Off a missed shot attempt, the ball was swung out to guard Deron Williams. He bluffed a drive to the basket, drawing Fisher’s defender towards the key for just a split second before hitting Fish in the left corner.

Derek hoisted the first shot he had taken in three days, practice or game. It touched nothing but net, sending the crowd into pandemonium. Utah had a 123-117 lead, an advantage they would never relinquish.

The two biggest plays of the night had come from the player with the heaviest heart.

“To wake up this morning and take my daughter to the hospital, not knowing if I was going to see her again, if the procedure’s going to go well, to her coming out of it and being well, and then flying back home and helping the team win a game.

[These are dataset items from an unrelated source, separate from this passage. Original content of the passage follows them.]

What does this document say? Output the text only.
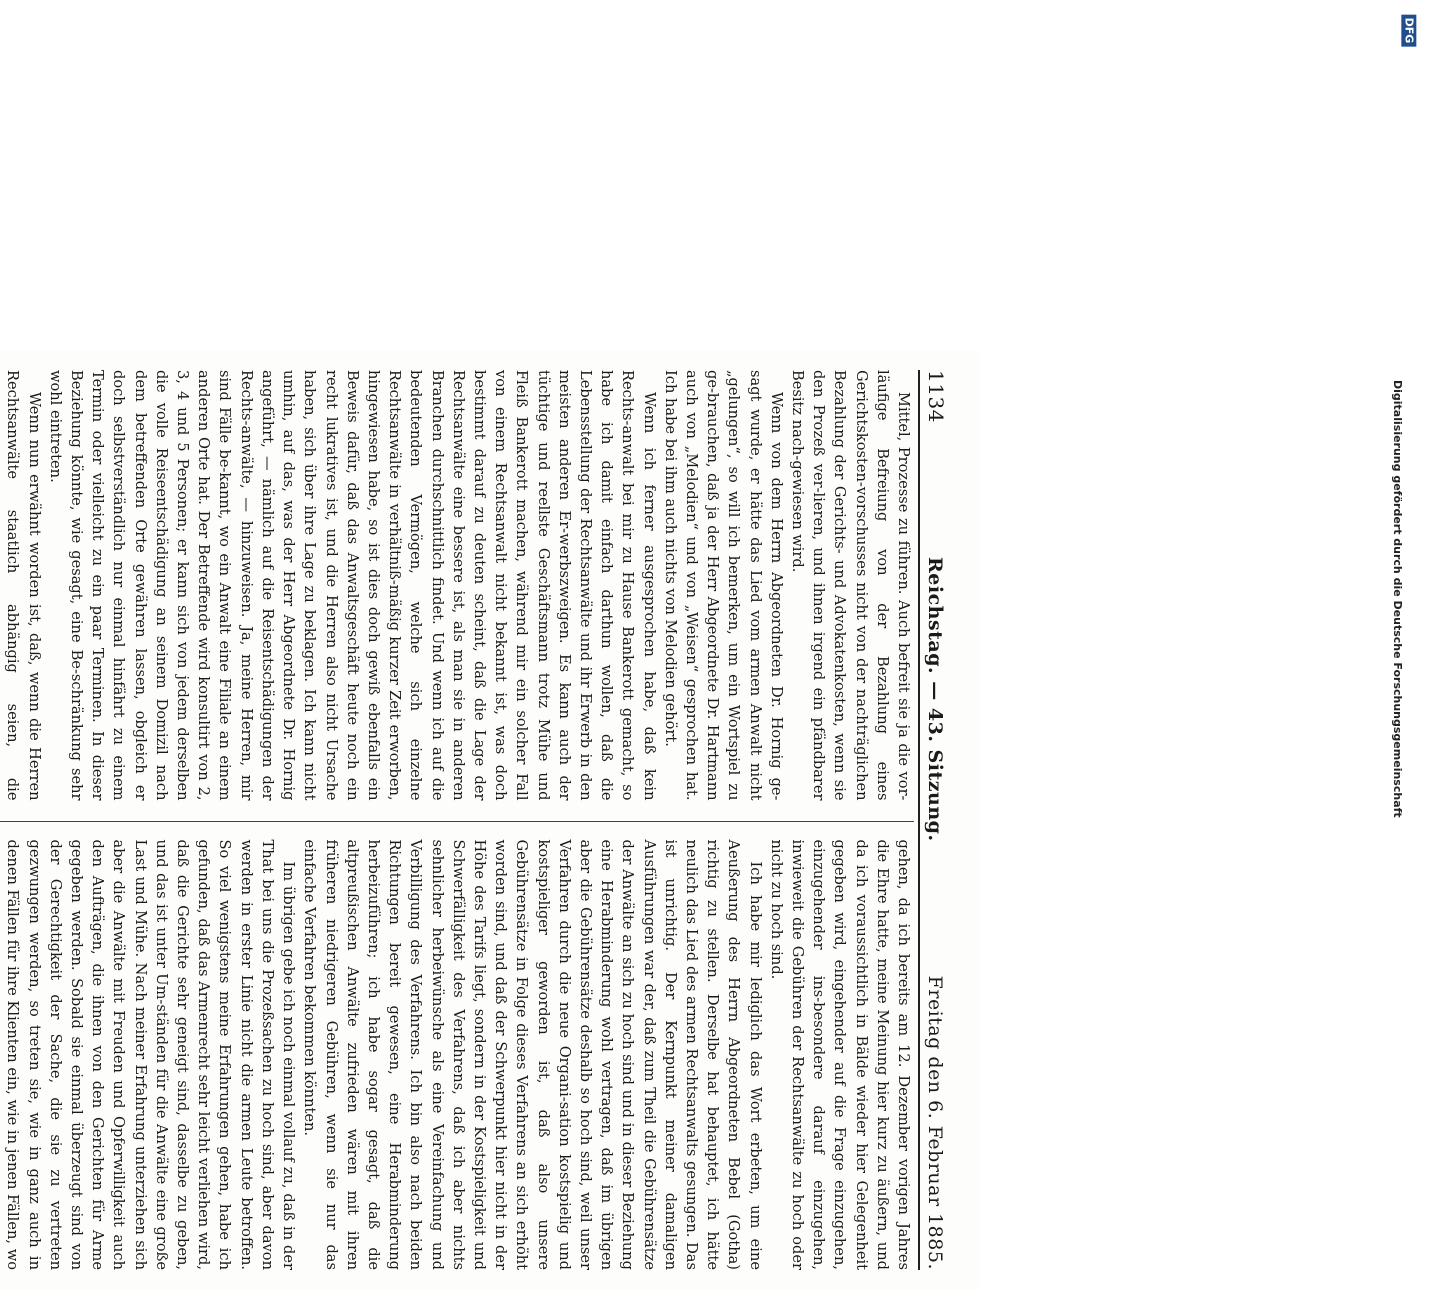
1134
Reichstag. — 43. Sitzung.
Freitag den 6. Februar 1885.

Mittel, Prozesse zu führen. Auch befreit sie ja die vor-läufige Befreiung von der Bezahlung eines Gerichtskosten-vorschusses nicht von der nachträglichen Bezahlung der Gerichts- und Advokatenkosten, wenn sie den Prozeß ver-lieren, und ihnen irgend ein pfändbarer Besitz nach-gewiesen wird.

Wenn von dem Herrn Abgeordneten Dr. Hornig ge-sagt wurde, er hätte das Lied vom armen Anwalt nicht „gelungen“, so will ich bemerken, um ein Wortspiel zu ge-brauchen, daß ja der Herr Abgeordnete Dr. Hartmann auch von „Melodien“ und von „Weisen“ gesprochen hat. Ich habe bei ihm auch nichts von Melodien gehört.

Wenn ich ferner ausgesprochen habe, daß kein Rechts-anwalt bei mir zu Hause Bankerott gemacht, so habe ich damit einfach darthun wollen, daß die Lebensstellung der Rechtsanwälte und ihr Erwerb in den meisten anderen Er-werbszweigen. Es kann auch der tüchtige und reellste Geschäftsmann trotz Mühe und Fleiß Bankerott machen, während mir ein solcher Fall von einem Rechtsanwalt nicht bekannt ist, was doch bestimmt darauf zu deuten scheint, daß die Lage der Rechtsanwälte eine bessere ist, als man sie in anderen Branchen durchschnittlich findet. Und wenn ich auf die bedeutenden Vermögen, welche sich einzelne Rechtsanwälte in verhältniß-mäßig kurzer Zeit erworben, hingewiesen habe, so ist dies doch gewiß ebenfalls ein Beweis dafür, daß das Anwaltsgeschäft heute noch ein recht lukratives ist, und die Herren also nicht Ursache haben, sich über ihre Lage zu beklagen. Ich kann nicht umhin, auf das, was der Herr Abgeordnete Dr. Hornig angeführt, — nämlich auf die Reisentschädigungen der Rechts-anwälte, — hinzuweisen. Ja, meine Herren, mir sind Fälle be-kannt, wo ein Anwalt eine Filiale an einem anderen Orte hat. Der Betreffende wird konsultirt von 2, 3, 4 und 5 Personen; er kann sich von jedem derselben die volle Reiseentschädigung an seinem Domizil nach dem betreffenden Orte gewähren lassen, obgleich er doch selbstverständlich nur einmal hinfährt zu einem Termin oder vielleicht zu ein paar Terminen. In dieser Beziehung könnte, wie gesagt, eine Be-schränkung sehr wohl eintreten.

Wenn nun erwähnt worden ist, daß, wenn die Herren Rechtsanwälte staatlich abhängig seien, die

gehen, da ich bereits am 12. Dezember vorigen Jahres die Ehre hatte, meine Meinung hier kurz zu äußern, und da ich voraussichtlich in Bälde wieder hier Gelegenheit gegeben wird, eingehender auf die Frage einzugehen, einzugehender ins-besondere darauf einzugehen, inwieweit die Gebühren der Rechtsanwälte zu hoch oder nicht zu hoch sind.

Ich habe mir lediglich das Wort erbeten, um eine Aeußerung des Herrn Abgeordneten Bebel (Gotha) richtig zu stellen. Derselbe hat behauptet, ich hätte neulich das Lied des armen Rechtsanwalts gesungen. Das ist unrichtig. Der Kernpunkt meiner damaligen Ausführungen war der, daß zum Theil die Gebührensätze der Anwälte an sich zu hoch sind und in dieser Beziehung eine Herabminderung wohl vertragen, daß im übrigen aber die Gebührensätze deshalb so hoch sind, weil unser Verfahren durch die neue Organi-sation kostspielig und kostspieliger geworden ist, daß also unsere Gebührensätze in Folge dieses Verfahrens an sich erhöht worden sind, und daß der Schwerpunkt hier nicht in der Höhe des Tarifs liegt, sondern in der Kostspieligkeit und Schwerfälligkeit des Verfahrens, daß ich aber nichts sehnlicher herbeiwünsche als eine Vereinfachung und Verbilligung des Verfahrens. Ich bin also nach beiden Richtungen bereit gewesen, eine Herabminderung herbeizuführen; ich habe sogar gesagt, daß die altpreußischen Anwälte zufrieden wären mit ihren früheren niedrigeren Gebühren, wenn sie nur das einfache Verfahren bekommen könnten.

Im übrigen gebe ich noch einmal vollauf zu, daß in der That bei uns die Prozeßsachen zu hoch sind, aber davon werden in erster Linie nicht die armen Leute betroffen. So viel wenigstens meine Erfahrungen gehen, habe ich gefunden, daß das Armenrecht sehr leicht verliehen wird, daß die Gerichte sehr geneigt sind, dasselbe zu geben, und das ist unter Um-ständen für die Anwälte eine große Last und Mühe. Nach meiner Erfahrung unterziehen sich aber die Anwälte mit Freuden und Opferwilligkeit auch den Aufträgen, die ihnen von den Gerichten für Arme gegeben werden. Sobald sie einmal überzeugt sind von der Gerechtigkeit der Sache, die sie zu vertreten gezwungen werden, so treten sie, wie in ganz auch in denen Fällen für ihre Klienten ein, wie in jenen Fällen, wo

DFG
Digitalisierung gefördert durch die Deutsche Forschungsgemeinschaft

I think had I thought about it, I wouldn’t have been able to do it. I was on auto pilot and it just happened,” Fish told the Pittsburgh Post-Gazette.

After the game, he gave an emotional, heartfelt on-court interview, in which he talked about his family’s plight and his daughter’s condition and procedure.

“I didn’t know before I said it,” Fisher said, “but in the moment that I was saying it, I just felt that if I shared it, it would be helpful in some way.”

He urged a watching nation to become aware of this dangerous disease, and have children checked regularly, because the same could happen to them.

’’He has done more for the field, more for patients, than I have done in the last 30 years, of 50 lectures and 400 publications,’’ Dr. Abramson, said in an interview. ’’What he’s done has been enormous and profound.’’

Abramson told a story about two families from Jerusalem — one Israeli, the other Palestinian — who came to Sloan Kettering for treatment.

“Probably the only time they had sat in the same room,’’ he said. ’’When I asked them why they had come, their story was the exactly same: they had heard about the basketball player’s child.’’

Since that night in Utah, Tatum has received follow-up care in both Los Angeles and New York, and has become the joyful toddler her family hoped she’d be.

Some day, she’ll hear stories about her father’s courageous actions on that one night in Utah, and how his inspiring play and heroics brought not just an important victory, but impacted millions of lives around the world.